Hackers have claimed to leak a database containing 64 million records linked to T-Mobile, one of the largest mobile carriers in the U.S. The data was posted on a well-known leak forum and is alleged to be as recent as June 1st, 2025.
T-Mobile has not yet confirmed the breach. The dataset appears to contain a broad range of personally identifiable information (PII), some of which could be new to previous leaks.
What the Leaked Dataset Contains
According to Cybernews researchers who reviewed a sample from the leak, the stolen information includes:
- Full names
- Dates of birth
- Tax identification numbers
- Physical addresses
- Phone numbers
- Email addresses
- Device IDs
- Cookie IDs
- IP addresses
This combination of data could enable a wide range of cybercriminal activity—from identity theft to financial fraud and highly targeted phishing attacks.
“If this data is legitimate, exposing 64M lines of highly sensitive information poses a serious threat of identity theft/fraud, surveillance, and further, better-targeted attacks on customers,”
— Cybernews research team
The inclusion of device IDs, cookie data, and IP addresses may give attackers insight into online behavior patterns. Such intelligence could help them conduct spear phishing campaigns targeting specific individuals or organizations.
Data Overlap and Verification Challenges
One complication in verifying the scope of the breach lies in data duplication. Some email addresses in the dataset were found in previous T-Mobile leaks, leading to questions about how much of the 64 million lines represent new victims.
That said, researchers noted some new data points, such as phone numbers and identifiers, which were not part of earlier T-Mobile exposures.
Despite the detailed dataset, the researchers could not determine with full certainty whether it represents 64 million unique individuals or includes duplicated data entries.
T-Mobile’s Ongoing Struggles with Cybersecurity
If validated, this would add to T-Mobile’s long list of security incidents over the last five years. The company has faced multiple data breaches, including:
- August 2021: Data of 76.6 million customers exposed
- January 2023: Details of 37 million individuals leaked
- 2022 and 2023 incidents: Breaches involving management systems and account credential theft
In October 2024, T-Mobile agreed to pay over $15 million to settle regulatory claims tied to four separate cybersecurity failures.

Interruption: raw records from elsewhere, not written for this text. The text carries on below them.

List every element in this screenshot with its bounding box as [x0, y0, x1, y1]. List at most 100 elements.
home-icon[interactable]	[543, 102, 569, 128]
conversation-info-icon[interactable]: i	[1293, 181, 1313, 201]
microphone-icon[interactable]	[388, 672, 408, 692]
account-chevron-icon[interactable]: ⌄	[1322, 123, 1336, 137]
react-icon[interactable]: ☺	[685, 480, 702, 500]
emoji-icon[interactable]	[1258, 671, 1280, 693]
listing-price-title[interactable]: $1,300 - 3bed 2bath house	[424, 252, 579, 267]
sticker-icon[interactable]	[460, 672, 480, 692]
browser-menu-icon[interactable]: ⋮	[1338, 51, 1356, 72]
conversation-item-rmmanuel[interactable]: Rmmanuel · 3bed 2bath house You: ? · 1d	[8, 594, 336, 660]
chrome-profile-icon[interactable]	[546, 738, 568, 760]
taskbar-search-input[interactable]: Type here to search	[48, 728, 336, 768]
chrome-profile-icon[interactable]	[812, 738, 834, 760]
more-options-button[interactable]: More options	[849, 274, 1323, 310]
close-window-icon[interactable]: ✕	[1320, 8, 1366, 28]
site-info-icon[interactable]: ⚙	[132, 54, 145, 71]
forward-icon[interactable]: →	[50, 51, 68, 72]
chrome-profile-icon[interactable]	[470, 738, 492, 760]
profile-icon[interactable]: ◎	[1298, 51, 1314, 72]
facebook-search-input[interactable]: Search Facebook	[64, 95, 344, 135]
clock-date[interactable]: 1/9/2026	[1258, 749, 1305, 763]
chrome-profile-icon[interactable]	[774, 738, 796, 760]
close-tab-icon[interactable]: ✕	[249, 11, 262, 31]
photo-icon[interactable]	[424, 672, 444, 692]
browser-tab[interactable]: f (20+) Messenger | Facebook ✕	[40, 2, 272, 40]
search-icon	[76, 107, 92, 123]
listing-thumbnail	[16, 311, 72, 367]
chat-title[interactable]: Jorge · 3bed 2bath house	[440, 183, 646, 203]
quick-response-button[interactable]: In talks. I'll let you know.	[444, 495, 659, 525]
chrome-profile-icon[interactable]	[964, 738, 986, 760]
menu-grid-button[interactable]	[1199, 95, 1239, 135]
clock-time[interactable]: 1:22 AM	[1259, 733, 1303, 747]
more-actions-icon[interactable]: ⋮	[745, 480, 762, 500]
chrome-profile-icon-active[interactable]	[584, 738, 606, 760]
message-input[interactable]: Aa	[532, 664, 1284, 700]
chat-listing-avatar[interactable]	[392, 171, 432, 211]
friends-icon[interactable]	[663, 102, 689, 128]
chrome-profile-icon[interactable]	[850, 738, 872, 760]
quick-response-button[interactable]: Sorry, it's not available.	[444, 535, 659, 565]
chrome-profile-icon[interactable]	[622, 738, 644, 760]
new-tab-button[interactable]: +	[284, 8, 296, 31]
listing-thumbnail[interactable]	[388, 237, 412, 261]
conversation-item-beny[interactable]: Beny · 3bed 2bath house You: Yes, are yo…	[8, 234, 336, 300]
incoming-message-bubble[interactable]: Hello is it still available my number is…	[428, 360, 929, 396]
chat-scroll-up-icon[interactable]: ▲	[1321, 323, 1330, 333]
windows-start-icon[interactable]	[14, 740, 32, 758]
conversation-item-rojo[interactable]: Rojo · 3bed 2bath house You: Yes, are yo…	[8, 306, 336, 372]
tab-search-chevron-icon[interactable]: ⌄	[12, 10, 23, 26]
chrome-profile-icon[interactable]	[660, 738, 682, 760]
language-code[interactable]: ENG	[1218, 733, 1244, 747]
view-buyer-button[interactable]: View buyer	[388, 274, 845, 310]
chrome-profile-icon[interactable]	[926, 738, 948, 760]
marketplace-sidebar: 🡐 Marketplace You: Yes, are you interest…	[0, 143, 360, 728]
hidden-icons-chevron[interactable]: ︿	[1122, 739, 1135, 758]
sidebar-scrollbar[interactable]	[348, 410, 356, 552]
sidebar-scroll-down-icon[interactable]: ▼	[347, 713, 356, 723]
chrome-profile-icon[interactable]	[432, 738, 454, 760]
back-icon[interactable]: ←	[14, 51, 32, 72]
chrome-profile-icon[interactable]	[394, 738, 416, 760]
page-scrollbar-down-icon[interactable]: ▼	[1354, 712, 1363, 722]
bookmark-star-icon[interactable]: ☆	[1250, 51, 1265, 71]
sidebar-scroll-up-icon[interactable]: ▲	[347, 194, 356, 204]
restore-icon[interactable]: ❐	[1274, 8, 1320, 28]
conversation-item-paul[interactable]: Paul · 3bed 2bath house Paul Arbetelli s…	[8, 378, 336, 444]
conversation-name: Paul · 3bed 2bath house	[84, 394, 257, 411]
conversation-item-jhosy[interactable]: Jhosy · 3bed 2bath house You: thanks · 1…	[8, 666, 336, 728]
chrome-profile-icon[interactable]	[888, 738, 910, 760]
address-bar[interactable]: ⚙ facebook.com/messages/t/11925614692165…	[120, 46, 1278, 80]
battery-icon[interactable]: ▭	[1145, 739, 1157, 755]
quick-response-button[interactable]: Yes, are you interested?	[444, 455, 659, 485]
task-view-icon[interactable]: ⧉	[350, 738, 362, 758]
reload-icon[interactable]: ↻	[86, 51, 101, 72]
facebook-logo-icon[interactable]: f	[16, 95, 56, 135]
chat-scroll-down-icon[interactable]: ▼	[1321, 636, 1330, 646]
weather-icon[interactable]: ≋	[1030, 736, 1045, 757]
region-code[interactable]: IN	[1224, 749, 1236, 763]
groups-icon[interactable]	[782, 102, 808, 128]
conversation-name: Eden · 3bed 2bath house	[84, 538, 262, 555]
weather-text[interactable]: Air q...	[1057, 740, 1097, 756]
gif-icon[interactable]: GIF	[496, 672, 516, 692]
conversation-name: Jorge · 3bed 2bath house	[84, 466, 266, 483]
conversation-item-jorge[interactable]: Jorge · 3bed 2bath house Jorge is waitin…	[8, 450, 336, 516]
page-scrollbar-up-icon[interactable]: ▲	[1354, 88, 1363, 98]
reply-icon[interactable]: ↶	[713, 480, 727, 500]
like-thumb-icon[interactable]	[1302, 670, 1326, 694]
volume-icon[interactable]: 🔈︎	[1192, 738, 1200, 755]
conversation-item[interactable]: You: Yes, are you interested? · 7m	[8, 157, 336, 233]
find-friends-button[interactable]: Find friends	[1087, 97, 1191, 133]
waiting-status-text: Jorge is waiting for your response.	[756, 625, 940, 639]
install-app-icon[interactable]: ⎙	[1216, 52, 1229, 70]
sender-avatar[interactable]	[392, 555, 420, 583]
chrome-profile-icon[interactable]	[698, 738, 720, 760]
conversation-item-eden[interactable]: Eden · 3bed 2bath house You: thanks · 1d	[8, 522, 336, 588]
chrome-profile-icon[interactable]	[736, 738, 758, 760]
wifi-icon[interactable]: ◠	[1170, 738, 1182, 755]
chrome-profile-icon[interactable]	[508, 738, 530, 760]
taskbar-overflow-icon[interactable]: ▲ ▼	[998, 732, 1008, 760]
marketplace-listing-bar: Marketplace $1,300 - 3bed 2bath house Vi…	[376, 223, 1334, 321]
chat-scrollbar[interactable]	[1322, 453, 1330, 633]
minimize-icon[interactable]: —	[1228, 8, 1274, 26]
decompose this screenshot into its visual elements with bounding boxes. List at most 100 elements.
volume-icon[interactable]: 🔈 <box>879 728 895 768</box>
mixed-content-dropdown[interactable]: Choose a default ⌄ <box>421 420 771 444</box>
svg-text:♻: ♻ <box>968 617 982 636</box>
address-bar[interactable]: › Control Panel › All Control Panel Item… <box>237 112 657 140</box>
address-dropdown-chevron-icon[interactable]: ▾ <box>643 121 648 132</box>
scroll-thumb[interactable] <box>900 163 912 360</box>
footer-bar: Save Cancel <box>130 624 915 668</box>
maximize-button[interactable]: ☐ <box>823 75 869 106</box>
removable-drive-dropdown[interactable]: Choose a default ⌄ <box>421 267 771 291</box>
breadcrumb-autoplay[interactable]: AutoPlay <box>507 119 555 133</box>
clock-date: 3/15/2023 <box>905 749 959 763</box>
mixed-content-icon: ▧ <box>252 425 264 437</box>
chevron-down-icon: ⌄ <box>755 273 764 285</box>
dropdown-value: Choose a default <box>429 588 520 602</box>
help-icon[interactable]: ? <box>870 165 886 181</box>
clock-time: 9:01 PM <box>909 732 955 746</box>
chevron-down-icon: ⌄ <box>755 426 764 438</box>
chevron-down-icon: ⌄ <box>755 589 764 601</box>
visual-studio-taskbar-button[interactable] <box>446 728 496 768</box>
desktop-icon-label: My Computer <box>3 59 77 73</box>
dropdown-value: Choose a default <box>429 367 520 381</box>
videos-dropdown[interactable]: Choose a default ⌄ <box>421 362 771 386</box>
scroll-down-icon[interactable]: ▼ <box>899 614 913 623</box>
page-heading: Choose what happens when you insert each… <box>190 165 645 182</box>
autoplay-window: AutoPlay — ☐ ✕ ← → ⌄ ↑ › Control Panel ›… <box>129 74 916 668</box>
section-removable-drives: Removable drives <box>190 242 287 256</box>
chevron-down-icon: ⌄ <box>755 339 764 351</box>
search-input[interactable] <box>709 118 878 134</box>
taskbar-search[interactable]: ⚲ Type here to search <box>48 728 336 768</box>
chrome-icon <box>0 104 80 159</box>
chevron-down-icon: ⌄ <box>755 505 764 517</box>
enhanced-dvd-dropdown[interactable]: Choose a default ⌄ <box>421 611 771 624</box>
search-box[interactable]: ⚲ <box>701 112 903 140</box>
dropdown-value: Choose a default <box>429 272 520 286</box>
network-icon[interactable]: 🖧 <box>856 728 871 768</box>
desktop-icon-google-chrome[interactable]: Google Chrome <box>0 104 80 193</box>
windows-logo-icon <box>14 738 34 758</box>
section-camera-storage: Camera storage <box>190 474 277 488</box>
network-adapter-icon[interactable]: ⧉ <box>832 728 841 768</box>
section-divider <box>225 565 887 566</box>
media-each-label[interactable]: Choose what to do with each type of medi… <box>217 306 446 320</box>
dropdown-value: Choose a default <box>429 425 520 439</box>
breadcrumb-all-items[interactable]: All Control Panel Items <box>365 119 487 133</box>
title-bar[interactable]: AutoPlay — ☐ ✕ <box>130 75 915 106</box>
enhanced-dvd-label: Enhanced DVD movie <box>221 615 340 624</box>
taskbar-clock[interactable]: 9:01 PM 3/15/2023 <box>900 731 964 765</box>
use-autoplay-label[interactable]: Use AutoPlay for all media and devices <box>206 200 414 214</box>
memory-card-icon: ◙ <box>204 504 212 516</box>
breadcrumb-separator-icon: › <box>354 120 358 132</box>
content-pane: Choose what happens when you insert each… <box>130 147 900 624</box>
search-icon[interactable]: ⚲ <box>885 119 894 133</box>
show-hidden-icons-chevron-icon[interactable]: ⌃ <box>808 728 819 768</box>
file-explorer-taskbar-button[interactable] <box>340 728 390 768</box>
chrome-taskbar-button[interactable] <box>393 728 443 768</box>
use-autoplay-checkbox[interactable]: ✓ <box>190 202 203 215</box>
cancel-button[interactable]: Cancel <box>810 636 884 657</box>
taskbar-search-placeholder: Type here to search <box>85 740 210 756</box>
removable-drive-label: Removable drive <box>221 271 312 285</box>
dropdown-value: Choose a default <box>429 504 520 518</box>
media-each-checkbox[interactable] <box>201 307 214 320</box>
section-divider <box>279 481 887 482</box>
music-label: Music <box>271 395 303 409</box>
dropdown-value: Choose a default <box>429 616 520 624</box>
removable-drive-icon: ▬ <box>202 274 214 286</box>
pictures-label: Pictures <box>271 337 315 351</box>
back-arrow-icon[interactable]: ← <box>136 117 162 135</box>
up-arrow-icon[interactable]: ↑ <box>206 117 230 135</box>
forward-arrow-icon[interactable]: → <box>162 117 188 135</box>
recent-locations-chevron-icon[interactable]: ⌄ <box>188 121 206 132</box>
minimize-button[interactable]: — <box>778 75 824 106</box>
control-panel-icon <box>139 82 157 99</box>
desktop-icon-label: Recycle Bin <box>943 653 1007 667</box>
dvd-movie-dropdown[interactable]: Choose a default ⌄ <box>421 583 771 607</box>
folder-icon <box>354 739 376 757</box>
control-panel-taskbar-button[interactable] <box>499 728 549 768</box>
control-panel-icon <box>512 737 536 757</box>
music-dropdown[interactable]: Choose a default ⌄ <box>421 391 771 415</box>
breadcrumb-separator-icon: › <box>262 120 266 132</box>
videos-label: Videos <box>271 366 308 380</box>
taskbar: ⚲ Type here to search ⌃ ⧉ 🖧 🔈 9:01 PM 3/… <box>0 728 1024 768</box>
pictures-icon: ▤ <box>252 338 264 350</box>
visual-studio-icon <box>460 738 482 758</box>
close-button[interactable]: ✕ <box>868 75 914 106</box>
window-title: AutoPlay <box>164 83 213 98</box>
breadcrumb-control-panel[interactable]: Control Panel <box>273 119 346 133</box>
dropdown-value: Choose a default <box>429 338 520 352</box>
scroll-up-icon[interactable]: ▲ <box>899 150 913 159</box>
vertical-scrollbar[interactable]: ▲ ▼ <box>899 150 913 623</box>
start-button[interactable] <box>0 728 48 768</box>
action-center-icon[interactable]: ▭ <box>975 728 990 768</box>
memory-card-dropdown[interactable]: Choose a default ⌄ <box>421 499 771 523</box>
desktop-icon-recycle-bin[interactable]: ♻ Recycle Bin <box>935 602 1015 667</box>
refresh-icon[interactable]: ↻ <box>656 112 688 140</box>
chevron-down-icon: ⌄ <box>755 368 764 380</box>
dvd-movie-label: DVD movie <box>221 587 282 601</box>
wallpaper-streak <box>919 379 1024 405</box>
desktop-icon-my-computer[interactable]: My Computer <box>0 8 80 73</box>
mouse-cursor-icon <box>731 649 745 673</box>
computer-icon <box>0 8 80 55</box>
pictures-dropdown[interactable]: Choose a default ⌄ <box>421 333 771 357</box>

T-Mobile, owned by Deutsche Telekom, serves around 131 million customers in the United States. The company generated $81 billion in revenue in 2024. Deutsche Telekom remains the largest telecom provider in Europe and ranks fifth globally.
As of now, no formal statement from T-Mobile has been issued regarding this latest alleged breach. Cybernews has reached out to the company for comment. The story will be updated as more information becomes available.